If you live in a state that doesn’t impose an inheritance and/or estate tax return – and your gross estate is under the exemption amount for federal estate tax purposes – there is no deduction because there’s no applicable tax.
While other expenses deductible on the federal estate tax return at Schedule J include those related to the administration of the estate may be claimed on the federal estate tax return or the estate’s federal income tax return, that’s not the case with funeral expenses: you may only claim the deduction on the federal estate tax return. Similarly, you can’t claim funeral expenses on a personal income tax return (despite a popular misconception, they cannot be lumped together with medical expenses). For federal purposes, funeral expenses are only deductible on the federal estate tax return.

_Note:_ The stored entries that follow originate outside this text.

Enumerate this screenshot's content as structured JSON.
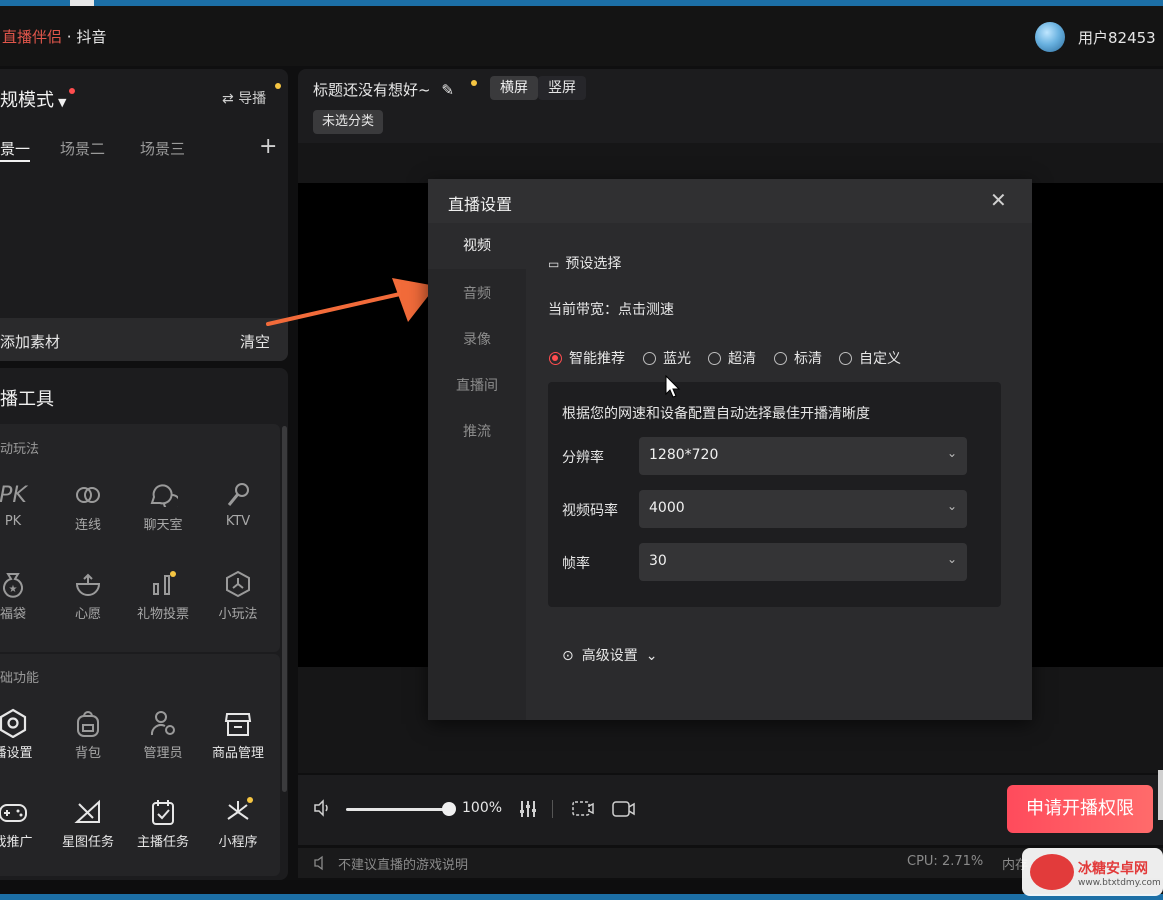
{
  "app": {
    "brand": "直播伴侣",
    "platform": "· 抖音",
    "username": "用户82453"
  },
  "scene_panel": {
    "mode_label": "规模式",
    "guide_label": "导播",
    "tabs": [
      {
        "label": "景一",
        "active": true
      },
      {
        "label": "场景二",
        "active": false
      },
      {
        "label": "场景三",
        "active": false
      }
    ],
    "add_material": "添加素材",
    "clear": "清空"
  },
  "tools": {
    "title": "播工具",
    "section1": {
      "label": "动玩法",
      "items": [
        {
          "label": "PK",
          "icon": "pk-icon"
        },
        {
          "label": "连线",
          "icon": "link-icon"
        },
        {
          "label": "聊天室",
          "icon": "chatroom-icon"
        },
        {
          "label": "KTV",
          "icon": "microphone-icon"
        },
        {
          "label": "福袋",
          "icon": "lucky-bag-icon"
        },
        {
          "label": "心愿",
          "icon": "wish-icon"
        },
        {
          "label": "礼物投票",
          "icon": "gift-vote-icon"
        },
        {
          "label": "小玩法",
          "icon": "mini-game-icon"
        }
      ]
    },
    "section2": {
      "label": "础功能",
      "items": [
        {
          "label": "播设置",
          "icon": "settings-hex-icon"
        },
        {
          "label": "背包",
          "icon": "backpack-icon"
        },
        {
          "label": "管理员",
          "icon": "admin-icon"
        },
        {
          "label": "商品管理",
          "icon": "shop-icon"
        },
        {
          "label": "戏推广",
          "icon": "gamepad-icon"
        },
        {
          "label": "星图任务",
          "icon": "star-map-icon"
        },
        {
          "label": "主播任务",
          "icon": "task-icon"
        },
        {
          "label": "小程序",
          "icon": "mini-program-icon"
        }
      ]
    }
  },
  "preview": {
    "stream_title": "标题还没有想好~",
    "landscape": "横屏",
    "portrait": "竖屏",
    "category": "未选分类"
  },
  "bottom": {
    "volume_percent": "100%",
    "volume_level": 1.0,
    "apply_button": "申请开播权限",
    "status_text": "不建议直播的游戏说明",
    "cpu": "CPU: 2.71%",
    "memory": "内存"
  },
  "dialog": {
    "title": "直播设置",
    "nav": [
      {
        "label": "视频",
        "active": true
      },
      {
        "label": "音频",
        "active": false
      },
      {
        "label": "录像",
        "active": false
      },
      {
        "label": "直播间",
        "active": false
      },
      {
        "label": "推流",
        "active": false
      }
    ],
    "preset_label": "预设选择",
    "bandwidth": "当前带宽：点击测速",
    "quality_options": [
      {
        "label": "智能推荐",
        "selected": true
      },
      {
        "label": "蓝光",
        "selected": false
      },
      {
        "label": "超清",
        "selected": false
      },
      {
        "label": "标清",
        "selected": false
      },
      {
        "label": "自定义",
        "selected": false
      }
    ],
    "auto_desc": "根据您的网速和设备配置自动选择最佳开播清晰度",
    "fields": [
      {
        "label": "分辨率",
        "value": "1280*720"
      },
      {
        "label": "视频码率",
        "value": "4000"
      },
      {
        "label": "帧率",
        "value": "30"
      }
    ],
    "advanced": "高级设置"
  },
  "watermark": {
    "name": "冰糖安卓网",
    "url": "www.btxtdmy.com"
  },
  "colors": {
    "accent": "#ff4d4f",
    "background": "#0f0f10",
    "panel": "#1c1c1e",
    "arrow": "#f26b3a"
  }
}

Of course, it’s important to remember that taxes shouldn’t change how you live your life or how you say goodbye. While scoring a deduction may be welcome for your beneficiaries come tax time, don’t get so caught up in what’s deductible (or not) that you skimp on the things that matter. If you want a big parade, have a big parade. If you want a quiet service on a mountain, have a quiet service on a mountain. Don’t base your final plans on the discretion of Uncle Sam. Be remembered in the way that you want and in a way that gives your loved ones some peace. Because maybe my mom was right (she is, occasionally).